Until now, that is. This year saw the stunning emergence of 14-year old Vaibhav Soorya-Vanshi who burst on World Cricket in the 2026 World Cup. This month he began his pro career in IPL with unbelievable power & skill.
And today’s greats & past greats unanimously say they have never seen a young man of such power, such accuracy & such talent. And he is still 15 yrs old. Look what he did last week:
If you want pure play instead of words, watch him destroy England in the finals of U19 World Cup earlier this year when he was merely 14 yrs old. Seriously, watch the 5:45 minute clip below. You don’t need knowledge of Cricket to be stunned by what you see just like you don’t need knowledge of baseball to watch a game in which a 14-yr old hits 15 home runs in a championship final.

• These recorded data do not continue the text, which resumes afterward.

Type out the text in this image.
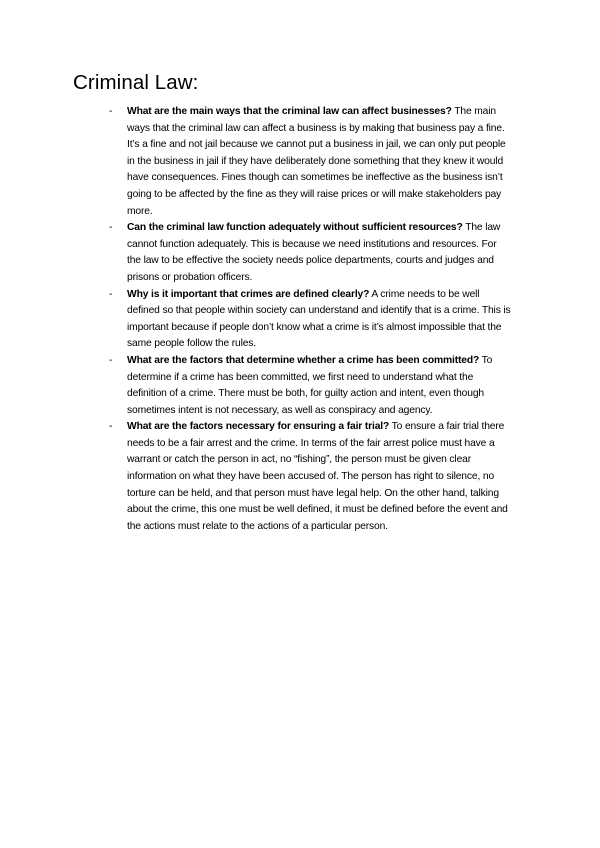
Criminal Law:
- What are the main ways that the criminal law can affect businesses? The main ways that the criminal law can affect a business is by making that business pay a fine. It’s a fine and not jail because we cannot put a business in jail, we can only put people in the business in jail if they have deliberately done something that they knew it would have consequences. Fines though can sometimes be ineffective as the business isn’t going to be affected by the fine as they will raise prices or will make stakeholders pay more.
- Can the criminal law function adequately without sufficient resources? The law cannot function adequately. This is because we need institutions and resources. For the law to be effective the society needs police departments, courts and judges and prisons or probation officers.
- Why is it important that crimes are defined clearly? A crime needs to be well defined so that people within society can understand and identify that is a crime. This is important because if people don’t know what a crime is it’s almost impossible that the same people follow the rules.
- What are the factors that determine whether a crime has been committed? To determine if a crime has been committed, we first need to understand what the definition of a crime. There must be both, for guilty action and intent, even though sometimes intent is not necessary, as well as conspiracy and agency.
- What are the factors necessary for ensuring a fair trial? To ensure a fair trial there needs to be a fair arrest and the crime. In terms of the fair arrest police must have a warrant or catch the person in act, no “fishing”, the person must be given clear information on what they have been accused of. The person has right to silence, no torture can be held, and that person must have legal help. On the other hand, talking about the crime, this one must be well defined, it must be defined before the event and the actions must relate to the actions of a particular person.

This also shows how widespread is the growth of Cricket & the spread of talent-seekers & coaches in India. And how happy must be the Happ Family (owners of Detroit Lines), Ron Walton, the son of Sam Walton, & the Arizona billionaire Samani be? These three stepped up and purchased the Rajasthan Royals team as we reported on May 3, 2026. Their team got this unbelievable talent in this year’s IPL draft.
And what a name this young man has? Vaibhav means wealth & his last name is Soorya(sun)-Vanshi(dynasty). Now, this 15-year old young man has become the wealth of not just his Sun-Dynasty family but of India and the entire cricketing world.
Seriously, watch the 5:45 clip above and marvel at the hits that effortlessly soar out of the stadium. If you like what you see, ask Mark Lazarus to contact the Detroit Lions & get their spokesman for IPL to talk a bit about this out-of-the world talent on air. That will set CNBC apart from all the other stupid coverage of India.